Here's how to connect the ht://Dig search engine to PyCS, and get a decent search function for your weblogs that respects any access controls you may have set up.

NOTE: I ran into stability problems running this on a FreeBSD server. It seemed to work fine on my development Linux box, though. You might want to test it for a while before running it on a public system.

First, note that ht://Dig is covered by the GPL, whereas PyCS is covered by the MIT license. They are compatible, but any combination will end up being covered by the GPL, so you can't make a closed source version of PyCS that includes the ht://Dig connection.

Prerequisites

How to do it

First, get the modified version of ht://Dig (more info).

rm htdig-pycs-snapshot-*.tar.gz
wget http://www.myelin.co.nz/pycs_search/latest.php

Unpack and apply.

tar -vzxf htdig-pycs-snapshot-*.tar.gz

Configure, make, make install (change /usr/local to /usr if your Python libraries are in /usr/lib/python2.2 instead of /usr/local/lib/python2.2).

cd htdig
./configure --prefix=/usr/local --with-python=yes
make

Now install the files (you need to be root to do this).

su
make install
exit

Now patch Medusa; edit src/pycs/medusa/http_server.py and go to line 498. Change the following:

                        # r.handler = h # CYCLE
                        h.handle_request (r)
                    except:
                        self.server.exceptions.increment()
                        (file, fun, line), t, v, tbinfo = asyncore.compact_traceback()

To this:

                        # r.handler = h # CYCLE
                        h.handle_request (r)
                    except SystemExit:
                        raise
                    except:
                        self.server.exceptions.increment()
                        (file, fun, line), t, v, tbinfo = asyncore.compact_traceback()

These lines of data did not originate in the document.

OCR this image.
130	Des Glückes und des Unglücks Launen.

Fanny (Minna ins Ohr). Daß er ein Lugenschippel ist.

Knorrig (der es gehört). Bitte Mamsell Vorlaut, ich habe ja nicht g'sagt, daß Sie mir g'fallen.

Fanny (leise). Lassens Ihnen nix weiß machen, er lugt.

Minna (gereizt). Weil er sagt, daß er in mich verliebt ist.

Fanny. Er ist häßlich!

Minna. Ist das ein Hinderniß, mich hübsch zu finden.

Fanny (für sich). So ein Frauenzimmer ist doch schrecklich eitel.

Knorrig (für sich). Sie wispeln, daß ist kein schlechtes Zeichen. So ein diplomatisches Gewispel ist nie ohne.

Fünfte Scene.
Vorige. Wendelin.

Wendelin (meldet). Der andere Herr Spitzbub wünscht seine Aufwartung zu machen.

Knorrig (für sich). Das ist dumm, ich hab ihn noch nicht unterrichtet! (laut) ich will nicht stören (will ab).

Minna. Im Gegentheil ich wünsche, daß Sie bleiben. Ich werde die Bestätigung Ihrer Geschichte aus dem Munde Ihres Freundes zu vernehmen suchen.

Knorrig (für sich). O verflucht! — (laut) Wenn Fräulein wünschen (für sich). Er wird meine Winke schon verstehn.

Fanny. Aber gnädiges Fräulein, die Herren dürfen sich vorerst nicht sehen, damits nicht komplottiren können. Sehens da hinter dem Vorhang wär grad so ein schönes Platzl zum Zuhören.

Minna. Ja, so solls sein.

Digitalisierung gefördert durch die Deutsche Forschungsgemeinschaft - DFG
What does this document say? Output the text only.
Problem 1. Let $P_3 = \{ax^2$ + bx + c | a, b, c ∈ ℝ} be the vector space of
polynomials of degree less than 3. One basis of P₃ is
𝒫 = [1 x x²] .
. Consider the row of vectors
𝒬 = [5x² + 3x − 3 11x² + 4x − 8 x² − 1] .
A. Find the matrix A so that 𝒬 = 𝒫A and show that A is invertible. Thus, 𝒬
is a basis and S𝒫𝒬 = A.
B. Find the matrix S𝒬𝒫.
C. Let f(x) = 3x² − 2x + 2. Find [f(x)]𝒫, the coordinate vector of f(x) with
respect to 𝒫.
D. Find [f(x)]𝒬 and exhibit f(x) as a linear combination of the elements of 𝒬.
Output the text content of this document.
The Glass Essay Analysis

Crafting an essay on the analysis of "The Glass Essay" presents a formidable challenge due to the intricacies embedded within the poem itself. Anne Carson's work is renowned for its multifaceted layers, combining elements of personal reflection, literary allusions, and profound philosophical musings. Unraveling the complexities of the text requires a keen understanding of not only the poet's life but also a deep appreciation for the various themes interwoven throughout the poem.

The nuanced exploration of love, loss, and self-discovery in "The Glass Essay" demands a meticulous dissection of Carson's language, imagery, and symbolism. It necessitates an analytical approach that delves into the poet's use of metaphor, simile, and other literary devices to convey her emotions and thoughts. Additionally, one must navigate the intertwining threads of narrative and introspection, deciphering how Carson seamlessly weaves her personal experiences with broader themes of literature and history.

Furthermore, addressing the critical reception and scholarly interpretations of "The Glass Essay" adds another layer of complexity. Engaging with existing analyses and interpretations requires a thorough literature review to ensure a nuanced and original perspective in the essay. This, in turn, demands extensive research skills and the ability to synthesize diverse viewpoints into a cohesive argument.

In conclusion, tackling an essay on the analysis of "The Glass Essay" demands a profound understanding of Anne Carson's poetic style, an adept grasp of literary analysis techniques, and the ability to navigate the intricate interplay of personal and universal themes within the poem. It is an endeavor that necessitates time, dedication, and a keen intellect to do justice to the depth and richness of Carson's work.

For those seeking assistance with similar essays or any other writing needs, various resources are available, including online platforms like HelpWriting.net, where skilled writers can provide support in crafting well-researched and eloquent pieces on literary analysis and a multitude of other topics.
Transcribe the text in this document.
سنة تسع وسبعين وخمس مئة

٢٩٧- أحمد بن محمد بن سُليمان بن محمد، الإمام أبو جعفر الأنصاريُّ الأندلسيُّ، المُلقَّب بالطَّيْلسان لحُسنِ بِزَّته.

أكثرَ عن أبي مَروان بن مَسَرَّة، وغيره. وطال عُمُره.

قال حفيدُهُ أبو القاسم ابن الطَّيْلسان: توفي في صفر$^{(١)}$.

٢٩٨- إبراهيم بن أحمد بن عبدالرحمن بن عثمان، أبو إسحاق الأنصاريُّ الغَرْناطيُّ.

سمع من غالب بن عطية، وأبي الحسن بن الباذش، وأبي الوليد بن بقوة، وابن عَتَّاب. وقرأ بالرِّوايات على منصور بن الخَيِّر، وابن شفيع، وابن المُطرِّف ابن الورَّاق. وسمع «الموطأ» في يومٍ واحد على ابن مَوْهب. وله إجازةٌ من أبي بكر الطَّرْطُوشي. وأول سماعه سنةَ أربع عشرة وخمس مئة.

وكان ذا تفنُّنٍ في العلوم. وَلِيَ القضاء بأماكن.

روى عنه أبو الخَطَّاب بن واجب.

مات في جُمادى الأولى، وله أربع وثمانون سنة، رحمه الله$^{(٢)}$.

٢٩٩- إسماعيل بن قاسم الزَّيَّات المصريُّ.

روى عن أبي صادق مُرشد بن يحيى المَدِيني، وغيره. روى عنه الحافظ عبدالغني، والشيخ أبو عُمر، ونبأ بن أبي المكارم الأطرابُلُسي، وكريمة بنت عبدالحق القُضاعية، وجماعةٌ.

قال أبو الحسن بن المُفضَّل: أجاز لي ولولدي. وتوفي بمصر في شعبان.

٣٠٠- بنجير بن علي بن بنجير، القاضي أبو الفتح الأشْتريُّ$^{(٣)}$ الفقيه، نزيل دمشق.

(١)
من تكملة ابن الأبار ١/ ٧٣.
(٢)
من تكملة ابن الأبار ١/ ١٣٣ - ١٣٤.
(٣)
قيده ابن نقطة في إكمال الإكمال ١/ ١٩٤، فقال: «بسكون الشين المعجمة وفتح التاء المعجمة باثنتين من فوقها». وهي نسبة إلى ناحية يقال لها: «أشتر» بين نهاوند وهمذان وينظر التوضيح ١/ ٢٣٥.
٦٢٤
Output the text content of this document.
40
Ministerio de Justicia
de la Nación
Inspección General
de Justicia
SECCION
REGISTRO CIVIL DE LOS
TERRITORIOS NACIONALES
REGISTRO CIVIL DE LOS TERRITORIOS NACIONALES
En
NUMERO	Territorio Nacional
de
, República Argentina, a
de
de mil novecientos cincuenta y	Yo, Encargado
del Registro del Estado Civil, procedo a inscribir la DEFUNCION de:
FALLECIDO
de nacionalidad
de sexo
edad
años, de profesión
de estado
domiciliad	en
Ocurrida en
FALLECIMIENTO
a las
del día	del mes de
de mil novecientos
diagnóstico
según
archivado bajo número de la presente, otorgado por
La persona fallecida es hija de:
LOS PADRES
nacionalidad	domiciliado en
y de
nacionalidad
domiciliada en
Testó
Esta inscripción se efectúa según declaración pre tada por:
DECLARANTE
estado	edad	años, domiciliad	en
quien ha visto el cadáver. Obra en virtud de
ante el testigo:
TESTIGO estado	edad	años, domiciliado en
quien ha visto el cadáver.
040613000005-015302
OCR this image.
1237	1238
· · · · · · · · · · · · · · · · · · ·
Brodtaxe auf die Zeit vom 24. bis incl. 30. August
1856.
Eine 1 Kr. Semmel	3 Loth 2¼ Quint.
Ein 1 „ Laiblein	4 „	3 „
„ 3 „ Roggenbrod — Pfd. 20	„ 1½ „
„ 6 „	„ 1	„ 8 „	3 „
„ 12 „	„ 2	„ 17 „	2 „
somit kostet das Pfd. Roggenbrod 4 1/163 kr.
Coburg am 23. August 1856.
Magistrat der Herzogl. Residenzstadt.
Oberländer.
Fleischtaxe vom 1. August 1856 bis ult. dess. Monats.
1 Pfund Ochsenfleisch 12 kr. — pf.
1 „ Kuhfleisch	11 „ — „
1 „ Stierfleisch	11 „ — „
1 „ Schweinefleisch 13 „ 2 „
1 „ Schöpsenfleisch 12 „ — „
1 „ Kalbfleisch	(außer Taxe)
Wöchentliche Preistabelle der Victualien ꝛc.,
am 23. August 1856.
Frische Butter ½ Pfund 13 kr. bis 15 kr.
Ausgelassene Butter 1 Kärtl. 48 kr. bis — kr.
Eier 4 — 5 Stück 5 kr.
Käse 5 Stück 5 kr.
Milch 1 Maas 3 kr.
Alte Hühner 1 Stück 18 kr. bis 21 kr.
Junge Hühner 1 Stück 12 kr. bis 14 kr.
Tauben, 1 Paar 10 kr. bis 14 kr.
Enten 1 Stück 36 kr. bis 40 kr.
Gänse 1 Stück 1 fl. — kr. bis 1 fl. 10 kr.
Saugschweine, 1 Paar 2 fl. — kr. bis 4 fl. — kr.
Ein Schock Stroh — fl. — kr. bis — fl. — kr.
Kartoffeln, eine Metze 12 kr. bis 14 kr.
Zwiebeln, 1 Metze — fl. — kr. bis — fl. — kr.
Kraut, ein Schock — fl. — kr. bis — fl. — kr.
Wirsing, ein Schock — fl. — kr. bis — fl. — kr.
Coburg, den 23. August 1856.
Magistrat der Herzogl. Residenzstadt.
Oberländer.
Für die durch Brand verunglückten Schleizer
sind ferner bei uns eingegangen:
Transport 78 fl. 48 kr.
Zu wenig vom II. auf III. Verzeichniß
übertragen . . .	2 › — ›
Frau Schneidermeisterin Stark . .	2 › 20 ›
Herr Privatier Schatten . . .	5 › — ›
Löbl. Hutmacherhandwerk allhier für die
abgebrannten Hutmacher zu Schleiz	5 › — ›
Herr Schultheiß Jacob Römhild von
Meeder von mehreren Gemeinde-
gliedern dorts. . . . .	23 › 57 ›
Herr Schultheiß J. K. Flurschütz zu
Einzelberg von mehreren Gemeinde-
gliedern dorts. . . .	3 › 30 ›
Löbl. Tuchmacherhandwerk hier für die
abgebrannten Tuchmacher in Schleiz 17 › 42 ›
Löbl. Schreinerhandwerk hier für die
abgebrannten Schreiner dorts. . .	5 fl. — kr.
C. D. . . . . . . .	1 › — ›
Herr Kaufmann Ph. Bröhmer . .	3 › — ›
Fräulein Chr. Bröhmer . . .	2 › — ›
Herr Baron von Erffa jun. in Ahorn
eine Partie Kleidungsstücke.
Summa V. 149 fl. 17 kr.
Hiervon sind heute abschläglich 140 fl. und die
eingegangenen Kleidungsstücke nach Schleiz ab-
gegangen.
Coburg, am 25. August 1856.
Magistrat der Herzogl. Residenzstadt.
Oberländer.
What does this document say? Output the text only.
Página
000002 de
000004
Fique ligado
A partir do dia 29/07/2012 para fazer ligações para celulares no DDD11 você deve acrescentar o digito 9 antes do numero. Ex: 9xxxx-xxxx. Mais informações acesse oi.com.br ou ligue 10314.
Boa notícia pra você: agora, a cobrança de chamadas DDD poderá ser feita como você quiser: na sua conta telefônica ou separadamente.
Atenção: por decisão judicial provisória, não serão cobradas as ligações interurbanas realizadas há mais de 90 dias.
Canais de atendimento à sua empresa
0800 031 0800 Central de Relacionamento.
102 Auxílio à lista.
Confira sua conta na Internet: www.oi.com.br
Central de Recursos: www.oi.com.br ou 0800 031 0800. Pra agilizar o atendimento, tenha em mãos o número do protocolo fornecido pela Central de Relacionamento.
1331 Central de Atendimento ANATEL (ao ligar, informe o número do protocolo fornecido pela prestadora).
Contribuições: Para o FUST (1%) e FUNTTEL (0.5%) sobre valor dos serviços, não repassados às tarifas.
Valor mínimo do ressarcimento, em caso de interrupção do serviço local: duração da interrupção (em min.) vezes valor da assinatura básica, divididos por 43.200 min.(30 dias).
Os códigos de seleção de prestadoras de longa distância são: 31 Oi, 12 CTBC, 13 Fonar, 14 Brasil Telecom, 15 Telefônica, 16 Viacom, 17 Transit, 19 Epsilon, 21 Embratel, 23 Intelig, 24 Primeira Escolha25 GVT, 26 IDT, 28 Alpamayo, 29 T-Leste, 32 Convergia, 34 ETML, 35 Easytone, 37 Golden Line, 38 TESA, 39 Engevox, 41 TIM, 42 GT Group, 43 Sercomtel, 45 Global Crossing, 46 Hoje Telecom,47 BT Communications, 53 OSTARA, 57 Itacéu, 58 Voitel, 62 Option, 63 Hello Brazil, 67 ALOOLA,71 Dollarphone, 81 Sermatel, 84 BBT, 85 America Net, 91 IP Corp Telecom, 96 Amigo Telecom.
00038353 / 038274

Now PyCS needs to know where you have installed the _htsearch module (it is in /usr/local/cgi-bin/ in this example). Edit etc/pycs/pycs.conf and add the following lines:

enablehtdig = yes
htsearchpath = /usr/local/cgi-bin
htsearchconf = /usr/local/etc/htdig.pycs.conf

Now you should be able to restart PyCS and the /modules/search.py page will work. If you get an error about not having the search path or config path set up, check to make sure the lines are in the right place in pycs.conf. Look in the var/log/pycs/error.log and etc.log files for messages that might help. Also try running the /usr/local/cgi-bin/qtest program to make sure your ht://Dig installation is working properly. It should return some matches - "No matches" is a sign that your database isn't working or you haven't run the crawler yet. Don't forget to edit the config file and run rundig to initialise the database ... you might need to mkdir -p /usr/local/var/htdig before it'll work.

Still having trouble? Drop me a line () and I'll see what I can do; I've probably missed something out of these instructions ;-)

Related work

pysearch, by Paul Erickson. It goes further than I have with the output, and returns it as some sort of collection of Python objects. However, it doesn't run with newer versions of ht://Dig and Python.